Hi,I write this blog to share my views and experience on career - esp,online job options,small business opportunities and making money online, parenting, health & Fitness, etc.

Wednesday 13 February 2008

My Fight

Though I was always a school topper and excellent in academics and extra- academics, I couldn’t get a good job. I couldn’t make a career till now. Worse - my relationship with my in-laws became sour over unintentional matters. I remain depressed and unhappy. I felt insecure and unsettled. There were few moments of happiness in my life.

There was nobody to guide me properly. I wish there was somebody who could’ve shown me the right path- in higher studies, in career……..I thought marrying an unknown person will be difficult or rather impossible. Then I married a person whom I knew. But his mother’s insecurity or ego or whatever complex/ problem that was, ruined our happiness and camaradie and changed our relationship altogether. All these instances left a scar on my psyche.
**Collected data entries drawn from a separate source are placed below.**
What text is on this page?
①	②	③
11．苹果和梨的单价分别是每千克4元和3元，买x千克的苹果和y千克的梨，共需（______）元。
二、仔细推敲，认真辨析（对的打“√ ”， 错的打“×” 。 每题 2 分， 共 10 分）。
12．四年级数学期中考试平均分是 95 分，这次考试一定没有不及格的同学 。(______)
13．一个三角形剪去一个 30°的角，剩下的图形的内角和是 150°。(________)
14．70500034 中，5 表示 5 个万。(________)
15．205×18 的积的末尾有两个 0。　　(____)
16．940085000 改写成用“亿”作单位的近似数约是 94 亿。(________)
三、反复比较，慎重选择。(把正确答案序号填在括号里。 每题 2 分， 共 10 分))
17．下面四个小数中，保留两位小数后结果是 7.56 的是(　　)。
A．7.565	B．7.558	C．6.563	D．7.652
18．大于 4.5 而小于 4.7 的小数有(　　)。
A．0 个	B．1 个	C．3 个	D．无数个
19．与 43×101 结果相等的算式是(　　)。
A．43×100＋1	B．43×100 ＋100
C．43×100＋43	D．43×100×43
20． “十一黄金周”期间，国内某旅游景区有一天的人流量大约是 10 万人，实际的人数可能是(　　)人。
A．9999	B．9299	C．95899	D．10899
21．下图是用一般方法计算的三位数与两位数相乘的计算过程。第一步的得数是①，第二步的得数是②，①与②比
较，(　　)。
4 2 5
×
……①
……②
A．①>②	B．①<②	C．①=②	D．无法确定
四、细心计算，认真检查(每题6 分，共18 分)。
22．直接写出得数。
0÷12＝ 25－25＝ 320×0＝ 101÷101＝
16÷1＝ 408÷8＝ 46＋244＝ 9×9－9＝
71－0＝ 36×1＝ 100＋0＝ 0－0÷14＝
My mother in law made some accusations which was beyond my imagination. Not even my husband would believe what I had to tell. I couldn’t prove the truth. I lost interest in myself, I lost confidence, I became a wreck. My self esteem nose dived. I couldn’t take it anymore, I started loosing my patience. I started feeling guilty about the marriage, my actions…. I even contemplated suicide.

I badly wanted to seek a psychiatric help, but my husband opposed it. There was nobody to whom I could confide in other than my parents. Since I didn’t want them to worry about me beyond a limit, I restrained myself from telling everything. I could only pray and seek God’s help. I practiced meditation at home. Slowly, with my husband’s help, started believing in myself. He counseled me and supported me. I started taking interest in hobbies. And I think it is working. My life is on its path to changing. I am gaining confidence. The situations around me are still gloom. But I’m trying to view it differently.

When you want something to happen strongly, the universal forces will see that it happens. Perhaps, that is what we call The Almighty, The God. Today, I’m successfully fighting depression after 4 years. My husband is right in saying, there is solution to all the problems, and if you feel something cannot be resolved, just leave it to time ….We are not the only one to experience it like this…..there are others whose experiences are much worser than you. You have to find the solution to your problem. You alone can fight depression out of your mind.